Wipler ze swoim połączeniem wszystkiego, co złe, w pewnym sensie działa jak premier Erdogan. Rządząca od dekady Partia Sprawiedliwości i Rozwoju ma swoje blaski i cienie, ale jeszcze niedawno trudno było jej zarzucić, aby naruszała demokrację poważniej od swoich „świeckich” poprzedników. Erdogan i jego przyboczni stroją się we wrażliwość na biedę, ale tak naprawdę ten polityk znany z tego, że przed wyborem na urząd nie podawał ręki na powitanie kobietom, należy do największych przyjaciół kapitału w zarządzanym przez siebie państwie. Jego Turcja wygląda nieciekawie. Jeszcze przed ostatnimi starciami więziono tu 49 dziennikarzy. Więcej niż w Chinach i Iranie, nawet liczonych razem. Dzisiaj docierają do nas strzępy informacji o największej fali przemocy od lat 70., kiedy na ulicach obrzucali się bombami radykałowie z lewa i prawa. Ze wzruszeniem i smutkiem oglądam obrazki z Beşiktaş, gdzie raptem kilka miesięcy temu świetnie się bawiąc graliśmy w tavlę razem ze świeżo poznanymi Fundą i Muratem. To samo uczucie ogarnia mnie na widok İstiklâl Caddesi, głównego deptaku, który teraz można na żywo podglądać w sieci. Świat zrobił się tak mały. Wystarczy kilka kliknięć, żeby zobaczyć miejsce, w którym jeszcze niedawno jechało się zabytkowym tramwajem, a teraz policja pałuje tam ludzi tylko za to, że mają demokratyczne sympatie.

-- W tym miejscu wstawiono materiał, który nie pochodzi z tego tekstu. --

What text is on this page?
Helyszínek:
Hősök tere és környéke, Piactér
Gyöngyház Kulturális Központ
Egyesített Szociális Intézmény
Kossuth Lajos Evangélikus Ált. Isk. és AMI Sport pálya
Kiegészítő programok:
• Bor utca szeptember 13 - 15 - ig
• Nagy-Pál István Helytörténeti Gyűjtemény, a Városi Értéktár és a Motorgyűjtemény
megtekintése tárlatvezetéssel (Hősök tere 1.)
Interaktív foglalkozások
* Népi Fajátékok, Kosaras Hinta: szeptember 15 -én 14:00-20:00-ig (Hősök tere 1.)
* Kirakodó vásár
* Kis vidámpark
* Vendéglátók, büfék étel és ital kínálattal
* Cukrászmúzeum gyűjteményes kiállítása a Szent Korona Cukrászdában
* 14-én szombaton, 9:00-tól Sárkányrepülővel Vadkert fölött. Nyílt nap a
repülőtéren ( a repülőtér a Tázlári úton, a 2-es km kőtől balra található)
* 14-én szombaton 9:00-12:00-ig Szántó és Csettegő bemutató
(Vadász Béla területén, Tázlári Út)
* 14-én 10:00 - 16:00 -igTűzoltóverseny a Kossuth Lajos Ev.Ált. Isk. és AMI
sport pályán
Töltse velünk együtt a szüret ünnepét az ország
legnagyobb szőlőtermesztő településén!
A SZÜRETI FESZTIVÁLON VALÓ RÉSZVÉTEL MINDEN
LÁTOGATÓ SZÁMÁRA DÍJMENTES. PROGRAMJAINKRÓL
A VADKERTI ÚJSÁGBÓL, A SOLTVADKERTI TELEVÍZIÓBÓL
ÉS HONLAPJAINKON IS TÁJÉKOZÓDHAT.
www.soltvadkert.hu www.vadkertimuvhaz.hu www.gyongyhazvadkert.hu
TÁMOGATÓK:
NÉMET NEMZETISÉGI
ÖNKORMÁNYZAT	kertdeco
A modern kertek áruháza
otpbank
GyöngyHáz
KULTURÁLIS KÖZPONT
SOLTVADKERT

Co dalej stanie się z Turcją? Obecny rząd jest pierwszym, który przejął inicjatywę w odwiecznej rozgrywce polityków z wojskowymi, którzy dawniej ucinali takie sytuacje zamachami stanu. Niby powstrzymywało to ekspansję islamistów, ale po drodze delegalizowało wszystkie organizacje życia społecznego, z kółkami gospodyń wiejskich włącznie. Nie wydaje się, żeby zyskiwali na tym jakoś najbardziej wykluczeni obywatele. Dzisiaj jednak nawet jedyna pewna dawniej perspektywa w postaci przewrotu nie może stanowić żadnego drogowskazu. Armię zbyt osłabiła tocząca się tutaj niczym niekończący się serial afera Ergenekon.

W tych wszystkich, okropnych wydarzeniach, jest jednak i coś, co ma dla mnie dodatkowy kontekst osobisty. Jakkolwiek protesty mają już charakter antyrządowy, ich źródłem była próba segregacji przestrzennej. Jest wiele powodów wyjaśniających dlaczego poszło akurat o to. Mało tutaj miejsca, aby je wszystkie streścić. Pokazuje to jednak, jak ogromną rolę odgrywa w naszym życiu przestrzeń i walka o jej planowanie. Właśnie z tego powodu: zanurzenia społecznego urbanistyki, chwilę wcześniej podjąłem decyzję o przewrocie w moim własnym życiu, składając papiery na studia z gospodarki przestrzennej. Takiemu turkofilowi i lewicowcowi jak ja, trudno byłoby znaleźć lepsze wzmocnienie dla swojego postanowienia.

Nasza przestrzeń to nasze życie, a nie tylko zdehumanizowane spekulacje i bańki kryjące się za tak obrzydliwym terminem jak nieruchomości. Potrafi wywoływać bunt: pamiętamy sprawę dworca w Stuttgarcie. Tradycyjne wartości to tymczasem tylko nędzna zasłonka i przedsionek gettoizacji, którą proponują nam wszyscy Wiplerowie i Erdoganowie tego świata, chcący nas dzielić na ładne centra handlowe i elitarne szkółki, przy jednoczesnym zamykaniu kobiet w domowych puszkach. Stambuł jest znacznie bliżej niż 2,5 godziny lotu i to, co chcielibyśmy myśleć.